The answer, of course, is yes. We have the depth and range of skills within the Oxford Capital team to originate & manage assets with return profiles well above 15%. But here is the rub – to invest in these assets we must accept higher risks – typically through a combination of higher development risk, higher construction risk, higher country risk, and higher revenue risk. And once we factor in these associated risks, we believe that the best risk-adjusted return is not with higher-risk overseas projects offering 15%, but with lower-risk UK projects offering 8-10%.

We notice that a number of large infrastructure investors with long track records and global investment mandates see value in the same markets as we do, and are also gravitating towards UK investments. Whilst this brings greater interest in the sector, it also brings the risk of excess capital compressing yields and lowering the return available to our investors. This is particularly notable in larger, higher-profile projects that attract media and political attention.
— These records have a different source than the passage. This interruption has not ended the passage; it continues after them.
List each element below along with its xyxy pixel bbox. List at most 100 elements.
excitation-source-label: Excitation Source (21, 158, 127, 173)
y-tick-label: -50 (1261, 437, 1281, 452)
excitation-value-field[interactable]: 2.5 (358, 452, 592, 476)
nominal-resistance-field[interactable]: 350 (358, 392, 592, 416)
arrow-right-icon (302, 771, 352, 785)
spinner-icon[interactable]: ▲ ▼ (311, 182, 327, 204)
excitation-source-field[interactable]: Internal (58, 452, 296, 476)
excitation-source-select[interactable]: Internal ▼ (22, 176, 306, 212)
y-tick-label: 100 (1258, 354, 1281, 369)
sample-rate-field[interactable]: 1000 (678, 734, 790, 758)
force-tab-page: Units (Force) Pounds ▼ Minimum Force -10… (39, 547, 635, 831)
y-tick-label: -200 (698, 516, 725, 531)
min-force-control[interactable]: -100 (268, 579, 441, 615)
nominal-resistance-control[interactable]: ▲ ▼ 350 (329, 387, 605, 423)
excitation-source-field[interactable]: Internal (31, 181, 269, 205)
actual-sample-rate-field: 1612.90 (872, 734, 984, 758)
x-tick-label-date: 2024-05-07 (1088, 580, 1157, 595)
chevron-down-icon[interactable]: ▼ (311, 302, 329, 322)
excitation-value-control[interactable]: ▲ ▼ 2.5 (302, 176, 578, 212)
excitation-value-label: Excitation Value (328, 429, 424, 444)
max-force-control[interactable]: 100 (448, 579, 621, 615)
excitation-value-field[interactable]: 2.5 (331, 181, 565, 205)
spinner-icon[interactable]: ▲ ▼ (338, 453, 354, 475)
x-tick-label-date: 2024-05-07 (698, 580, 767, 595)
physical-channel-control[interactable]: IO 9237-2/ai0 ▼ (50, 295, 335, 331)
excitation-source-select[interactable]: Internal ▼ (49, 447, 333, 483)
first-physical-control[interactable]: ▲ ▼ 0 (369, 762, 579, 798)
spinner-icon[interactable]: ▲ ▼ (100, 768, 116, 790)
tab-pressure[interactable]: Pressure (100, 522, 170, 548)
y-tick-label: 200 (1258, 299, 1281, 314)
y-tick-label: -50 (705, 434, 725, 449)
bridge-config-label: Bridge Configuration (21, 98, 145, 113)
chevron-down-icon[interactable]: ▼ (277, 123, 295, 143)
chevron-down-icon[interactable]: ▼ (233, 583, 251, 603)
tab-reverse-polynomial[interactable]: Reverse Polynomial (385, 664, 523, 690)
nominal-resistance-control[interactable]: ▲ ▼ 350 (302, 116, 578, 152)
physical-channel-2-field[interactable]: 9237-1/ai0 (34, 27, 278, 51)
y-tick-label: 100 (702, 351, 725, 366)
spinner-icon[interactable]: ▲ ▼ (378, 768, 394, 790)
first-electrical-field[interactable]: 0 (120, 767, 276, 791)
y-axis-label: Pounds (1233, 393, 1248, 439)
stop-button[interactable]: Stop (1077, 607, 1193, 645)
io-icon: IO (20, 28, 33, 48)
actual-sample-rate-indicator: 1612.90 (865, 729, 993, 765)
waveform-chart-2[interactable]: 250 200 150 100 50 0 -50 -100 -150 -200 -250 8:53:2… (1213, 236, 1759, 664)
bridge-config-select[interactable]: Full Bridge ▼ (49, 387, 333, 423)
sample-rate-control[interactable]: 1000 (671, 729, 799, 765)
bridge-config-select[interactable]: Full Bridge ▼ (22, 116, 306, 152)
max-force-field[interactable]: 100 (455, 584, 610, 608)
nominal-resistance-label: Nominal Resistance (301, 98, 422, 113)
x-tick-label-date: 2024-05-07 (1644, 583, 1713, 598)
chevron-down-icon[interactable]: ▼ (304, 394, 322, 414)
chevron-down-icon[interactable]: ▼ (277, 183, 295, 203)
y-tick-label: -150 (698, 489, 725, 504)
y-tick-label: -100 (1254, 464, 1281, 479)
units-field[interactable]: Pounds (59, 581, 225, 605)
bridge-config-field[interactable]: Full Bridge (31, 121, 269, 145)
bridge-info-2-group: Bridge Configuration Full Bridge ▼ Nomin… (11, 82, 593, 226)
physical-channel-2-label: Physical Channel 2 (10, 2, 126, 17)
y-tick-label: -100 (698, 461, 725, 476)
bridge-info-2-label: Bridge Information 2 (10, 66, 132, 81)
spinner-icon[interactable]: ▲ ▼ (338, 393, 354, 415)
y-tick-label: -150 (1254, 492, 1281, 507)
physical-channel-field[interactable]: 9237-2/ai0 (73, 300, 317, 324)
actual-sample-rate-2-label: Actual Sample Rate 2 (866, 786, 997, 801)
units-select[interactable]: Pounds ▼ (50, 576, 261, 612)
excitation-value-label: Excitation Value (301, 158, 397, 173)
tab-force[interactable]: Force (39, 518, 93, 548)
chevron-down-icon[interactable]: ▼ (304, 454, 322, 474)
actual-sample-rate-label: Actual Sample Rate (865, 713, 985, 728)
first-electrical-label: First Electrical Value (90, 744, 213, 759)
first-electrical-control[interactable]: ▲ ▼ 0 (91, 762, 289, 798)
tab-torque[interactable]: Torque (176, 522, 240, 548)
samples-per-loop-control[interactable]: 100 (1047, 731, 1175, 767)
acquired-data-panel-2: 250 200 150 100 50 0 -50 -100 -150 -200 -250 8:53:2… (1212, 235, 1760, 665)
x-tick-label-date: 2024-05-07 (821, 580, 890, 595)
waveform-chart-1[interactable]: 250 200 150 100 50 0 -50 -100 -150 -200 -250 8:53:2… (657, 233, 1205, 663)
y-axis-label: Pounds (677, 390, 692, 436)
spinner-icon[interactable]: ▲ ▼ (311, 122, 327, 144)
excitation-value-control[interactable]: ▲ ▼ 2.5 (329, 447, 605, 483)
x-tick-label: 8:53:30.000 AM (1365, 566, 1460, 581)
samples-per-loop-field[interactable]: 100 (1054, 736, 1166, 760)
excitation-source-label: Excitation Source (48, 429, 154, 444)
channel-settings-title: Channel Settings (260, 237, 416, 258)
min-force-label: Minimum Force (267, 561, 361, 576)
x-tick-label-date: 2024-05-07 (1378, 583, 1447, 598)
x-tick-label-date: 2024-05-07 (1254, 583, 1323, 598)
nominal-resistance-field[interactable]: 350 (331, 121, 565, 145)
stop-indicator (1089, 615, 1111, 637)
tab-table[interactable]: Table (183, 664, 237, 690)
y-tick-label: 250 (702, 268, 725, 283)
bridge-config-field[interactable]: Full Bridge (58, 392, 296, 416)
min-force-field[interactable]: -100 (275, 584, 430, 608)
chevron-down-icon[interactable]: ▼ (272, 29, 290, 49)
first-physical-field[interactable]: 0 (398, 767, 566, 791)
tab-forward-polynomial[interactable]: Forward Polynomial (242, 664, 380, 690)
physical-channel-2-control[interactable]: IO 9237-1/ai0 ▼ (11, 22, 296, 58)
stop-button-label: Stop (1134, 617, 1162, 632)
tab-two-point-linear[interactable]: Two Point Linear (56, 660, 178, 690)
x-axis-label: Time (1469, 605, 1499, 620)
At Oxford Capital, we avoid many of these headwinds by investing in smaller infrastructure projects within our Distributed Energy strategy. These are projects that we understand in detail, are quick to construct, and typically require less than £5m in equity. These projects typically attract lower bidding pressures, have shorter timelines for capital deployment, and allow us to acquire quality assets for our investors at higher initial yields. The key then becomes one of efficient cost management from our asset management team. Managing a large number of small assets has obvious cost disadvantages over managing a small number of large assets, and it is not uncommon for higher yields on purchase to be eroded by higher costs. At Oxford Capital, however, we believe the old adage that success is often dressed in overalls and looks like hard work – and we have developed deep expertise in streamlining the asset management process to allow yields of 8-10% to be passed through to our investors.

When it comes to acquiring and managing infrastructure assets to get the best returns for our investors, we believe that small is often beautiful.